# An Ibanez Mick Thomson custom



## maliciousteve (Mar 27, 2012)

I came across an old guitar world magazine I bought years ago and I remembered that Mick Thomson had a really cool looking green RG





Uploaded with ImageShack.us

Minus the Seven inlay I would love for Ibanez to put this in production


----------



## ImBCRichBitch (Mar 27, 2012)

Yeah i dont like ibbys at all but that is a cool looking guitar. Was this from the early All Hope Is Gone era by any chance?


----------



## Don Vito (Mar 27, 2012)

That EMG is sandwiched between those two Blackouts.

Also, "lol not happening".


----------



## maliciousteve (Mar 27, 2012)

Yeah this was an August 2008 issue so AHIG would have just been released. 

I know it won't be put into production but it would be cool. I may even do one myself as a project.


----------



## Sebastian (Mar 27, 2012)

Definitely a nice guitar! IIRC he had also a Tele style Ibanez with a rev headstock... gotta find the vid/pics...


----------



## ittoa666 (Mar 27, 2012)




----------



## Sebastian (Mar 27, 2012)

Yup that's the one! looks really nice if you ask me.. I bet Jim will end up with it


----------



## ZXIIIT (Mar 27, 2012)

I think he got it so that him and Jim could have similar guitars <3

Also, dat obligatory "super hard to play chord" pose !


----------



## sell2792 (Mar 27, 2012)

Take Semen off the fretboard and it's perfect.


----------



## ImBCRichBitch (Mar 27, 2012)

I actually remember this issue, i had just bought AHIG about the same time i saw it.


----------



## Philligan (Mar 27, 2012)

ittoa666 said:


>



I remember that interview... "And this differs from my first guitar ever in that my first guitar was made of plywood." 

I'm also willing to bet it wasn't an Ibanez LACS 

As much as I don't like him/Slipknot, both of those guys get some awesome guitars made now and then. I saw a Stone Sour video with Jim playing a silverburst Strat with chrome-covered EMGs, it looked killer. Aside from the SEVEN inlays (and that new atrocity he just came out with ) I love his sigs; barebones and fixed Edge. That singlecut is by far my favourite, I'd take it over the normal FRs, even though they're awesome too.


----------



## MFB (Mar 27, 2012)

I think those are my pics from the GW video  They look terribly familiar

Also, that green RG is sex


----------



## Into Obsidian (Mar 27, 2012)

Ahhh I totally forgot this beauty! Thanks for posting


----------



## JaxoBuzzo (Mar 27, 2012)

maliciousteve said:


> Uploaded with ImageShack.us


 look at that fret stretch!


----------



## themike (Mar 27, 2012)

but more importantly, does anyone remember the OLD DAYS? This was probably my favorite Mick owned guitar....


----------



## Don Vito (Mar 27, 2012)

^ Is that a Jackson Soloist???


----------



## ittoa666 (Mar 27, 2012)

MFB said:


> I think those are my pics from the GW video  They look terribly familiar


 
You know it.


----------



## ilovefinnish (Mar 28, 2012)

can't remember him using this ibanez :/


----------



## maliciousteve (Mar 28, 2012)

That's a Jackson AT-1. Pretty nice guitars if I remember


----------



## ZXIIIT (Mar 28, 2012)

If you look at clips of Slipknot's first shows/years with Corey, Mick was using an Ibanez RG all the time.


----------



## THEE HAMMER (Mar 28, 2012)

Minus the inlay that's a tremendously sexy fiddle.
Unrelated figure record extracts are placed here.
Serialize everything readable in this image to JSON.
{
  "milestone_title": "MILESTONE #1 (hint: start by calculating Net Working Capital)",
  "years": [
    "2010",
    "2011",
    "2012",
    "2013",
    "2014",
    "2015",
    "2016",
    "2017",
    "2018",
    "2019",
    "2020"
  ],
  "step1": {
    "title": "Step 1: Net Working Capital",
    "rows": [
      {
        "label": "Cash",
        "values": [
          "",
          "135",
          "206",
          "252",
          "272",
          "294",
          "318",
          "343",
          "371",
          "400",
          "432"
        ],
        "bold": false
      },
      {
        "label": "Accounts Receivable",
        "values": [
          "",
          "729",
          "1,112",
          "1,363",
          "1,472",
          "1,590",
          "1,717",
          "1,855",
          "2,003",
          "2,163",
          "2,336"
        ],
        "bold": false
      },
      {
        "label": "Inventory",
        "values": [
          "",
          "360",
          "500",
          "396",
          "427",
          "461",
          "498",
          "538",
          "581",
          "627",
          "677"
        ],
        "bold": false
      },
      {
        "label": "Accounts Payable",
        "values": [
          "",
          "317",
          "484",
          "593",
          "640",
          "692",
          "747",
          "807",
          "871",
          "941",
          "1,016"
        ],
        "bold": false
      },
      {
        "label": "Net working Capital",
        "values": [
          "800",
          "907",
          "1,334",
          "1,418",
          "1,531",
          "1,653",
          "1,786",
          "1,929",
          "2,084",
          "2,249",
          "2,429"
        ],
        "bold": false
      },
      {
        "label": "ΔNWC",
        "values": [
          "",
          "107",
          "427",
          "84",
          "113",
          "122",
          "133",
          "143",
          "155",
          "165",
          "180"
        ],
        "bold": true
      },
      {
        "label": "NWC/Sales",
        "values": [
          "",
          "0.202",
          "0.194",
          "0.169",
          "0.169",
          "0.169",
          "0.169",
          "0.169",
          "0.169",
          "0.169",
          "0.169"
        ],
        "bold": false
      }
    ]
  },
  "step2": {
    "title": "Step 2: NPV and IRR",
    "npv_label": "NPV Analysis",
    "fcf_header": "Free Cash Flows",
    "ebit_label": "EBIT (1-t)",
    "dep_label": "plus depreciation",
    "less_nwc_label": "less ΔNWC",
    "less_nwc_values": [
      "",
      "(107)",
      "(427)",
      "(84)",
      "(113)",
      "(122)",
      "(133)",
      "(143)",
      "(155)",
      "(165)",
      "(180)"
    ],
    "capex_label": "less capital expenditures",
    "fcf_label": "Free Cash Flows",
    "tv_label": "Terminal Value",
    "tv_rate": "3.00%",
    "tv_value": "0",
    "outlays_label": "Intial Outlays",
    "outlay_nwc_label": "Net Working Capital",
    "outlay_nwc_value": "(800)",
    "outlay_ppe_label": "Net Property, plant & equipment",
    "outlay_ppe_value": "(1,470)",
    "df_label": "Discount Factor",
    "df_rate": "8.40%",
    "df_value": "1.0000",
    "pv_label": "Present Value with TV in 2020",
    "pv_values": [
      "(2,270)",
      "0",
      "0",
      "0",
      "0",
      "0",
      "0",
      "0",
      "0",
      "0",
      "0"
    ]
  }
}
If that model had ebony and the pickguard instead of what it came with I believe they'd sell well.


----------



## Imalwayscold (Mar 31, 2012)

I believe you can see him recording with it on some of the AHIG making of YouTube videos.


----------



## BucketheadRules (Mar 31, 2012)

Just fucking hate the fixed Edge.

The green with the black scratchplate looks really good though.


----------



## thatguy5557123 (Apr 1, 2012)

maliciousteve said:


> I came across an old guitar world magazine I bought years ago and I remembered that Mick Thomson had a really cool looking green RG
> 
> 
> 
> ...



that was my first issue of guitar world. Saw Slipknot on the cover and was saving for a guitar and figured i could spend 8 bucks from my guitar fund on a guitar mag...fun story lol


----------



## Riffer (Apr 1, 2012)

I remember seeing this guitar in that issue and thought it looked similar to my old Kramer Focus 3000 I refinished


----------



## Don Vito (Apr 1, 2012)

Throw some Blackouts in it, and block the trem.


----------



## charlieshreds (Apr 1, 2012)

Ibanez RG350M Electric Guitar | GuitarCenter

Buy one of those if you want something similar.

Cons:no reverse headstock,maple fingerboard(can be con or pro whichever you prefer)
and has trem aswell

Pros:no SEVEN inlay
You can throw in actives or passives
and get a nice looking axe.

But the non reverse headstock is a problem for me.
And the maple board eh you could probably dye it if you really wanted to.
But this is all my .

EDIT:just noticed the guy above me posted the same thing basically sorry for stealing your thunder.


----------